Upside Down (2012) Film Review, a movie directed by Juan Diego Solanas and starring Jim Sturgess, Kirsten Dunst, Jayne Heitmeyer, Agnieshka Wnorowska, John Maclaren, Larry Day, Don Jordan, Heidi Hawkins, Holly O’Brien, Vincent Messina, Jesse Sherman, Frank M. Ahearn, and Holden Wong.
While visually magnificent, Upside Down lacks the real punch necessary to deliver a knockout movie. I think the visual medium is an underrated component of film critiques but this movie would have been better off as a book. Within that format, more time could have been devoted to explaining the confusing “rules” of the two worlds and for fleshing out the characters. Instead we’re left with a flat, confusing heap of a tale. While the juxtaposition of the two worlds is visually interesting and hints at the dichotomy between rich and poor, the main narrative does not utilize it effectively.

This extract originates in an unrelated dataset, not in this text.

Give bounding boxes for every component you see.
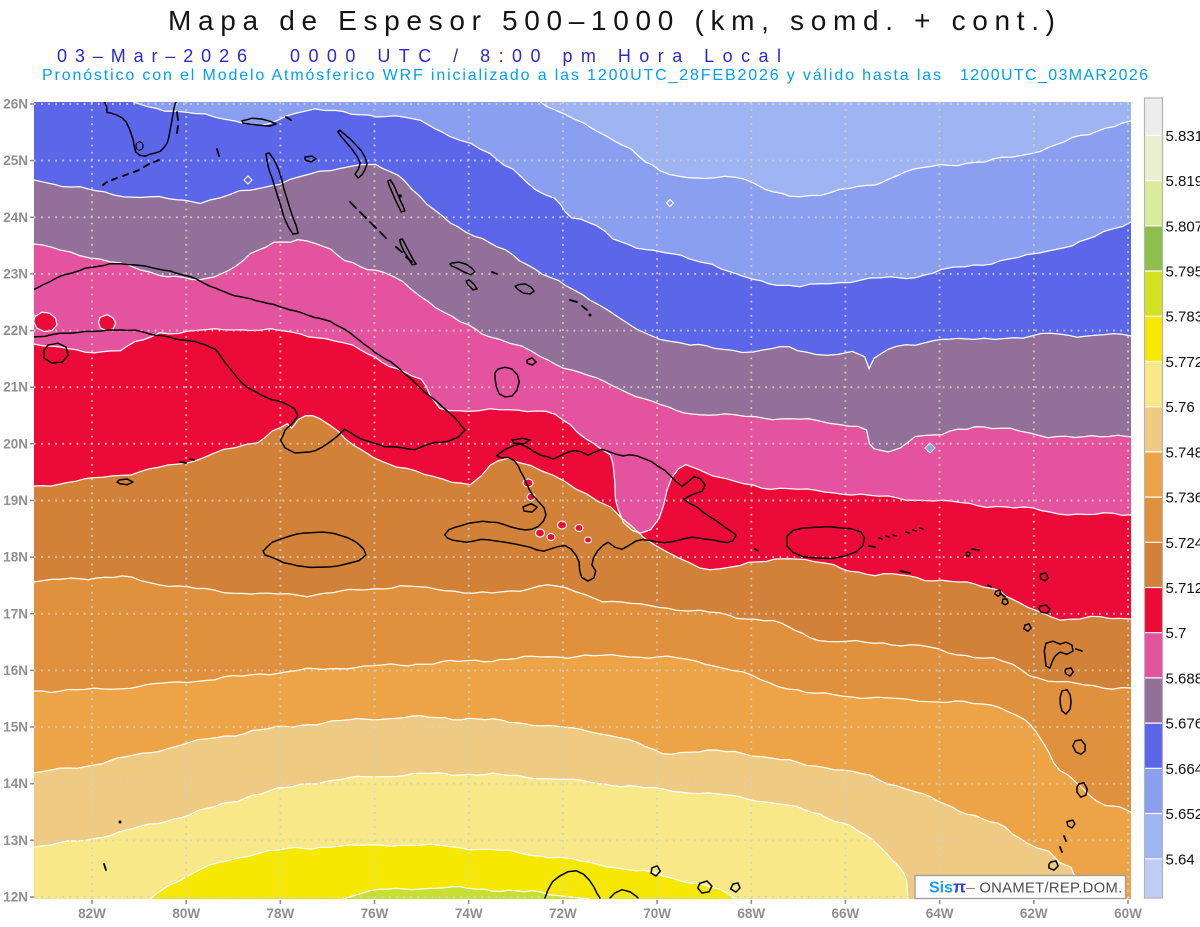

Instead, it tells a love story that we have all seen a hundred times. The acting is on par for the course but I feel like even Academy Award winning performances would have been wasted in this film. In the end, Upside Down is a good movie for a first date- if you are thirteen and it is literally the first date you have ever been on. Even for lovers of romantic films this one will be tough to swallow.
The entire movie hinges on the concept of the two worlds (or two planets) that have reverse gravity. So the rich people live on the top and walk upside down (right side up for them), and the poor people walk upright (which is also the right side up for them). When you see it on film, it is not so difficult to understand but unfortunately this is all explained to the audience in a very long voice over by Adam (Jim Sturgess) in the beginning of the film. It’s brutal because a voice over should never be this long and also because Sturgess is clearly faking an American accent. The director is lucky that anyone watches the rest of the film after such a mess. By actually seeing it in front of your face, there are some interesting and effective insights into the ideas of class difference but again I think the movie would work better as a book.
As Eden, Kirsten Dunst is a bit wooden at times but I would blame this more on the script. Sturgess does a good enough job as Adam. James Kidnie gives a stoic performance as Upside Down‘s bad guy, clearly typecast but he gets the job done. Timothy Spall, as bustling old Bob Boruchowitz, does the most with what he is given; it isn’t really a glamorous part but it could have been a lot worse.
Upside Down‘s story doesn’t make a whole lot of sense. There are dozens of plot holes and it feels like this movie was really pushing for a PG rating. There is nothing worse than watching a movie on TV only to see the most important parts left on the cutting room floor. That’s how it felt watching Upside Down. There is a movie here, somewhere, but it isn’t in the final footage.
I won’t go so far as to say this movie was doomed from the beginning but perhaps some more thought should have gone in to maneuvering through this infinitely complicated scenario. Instead we are left with a sci-fi love story that could have been but never was. I have to recommend Gattaca over Upside Down, a sci-fi movie this film was trying to be all along.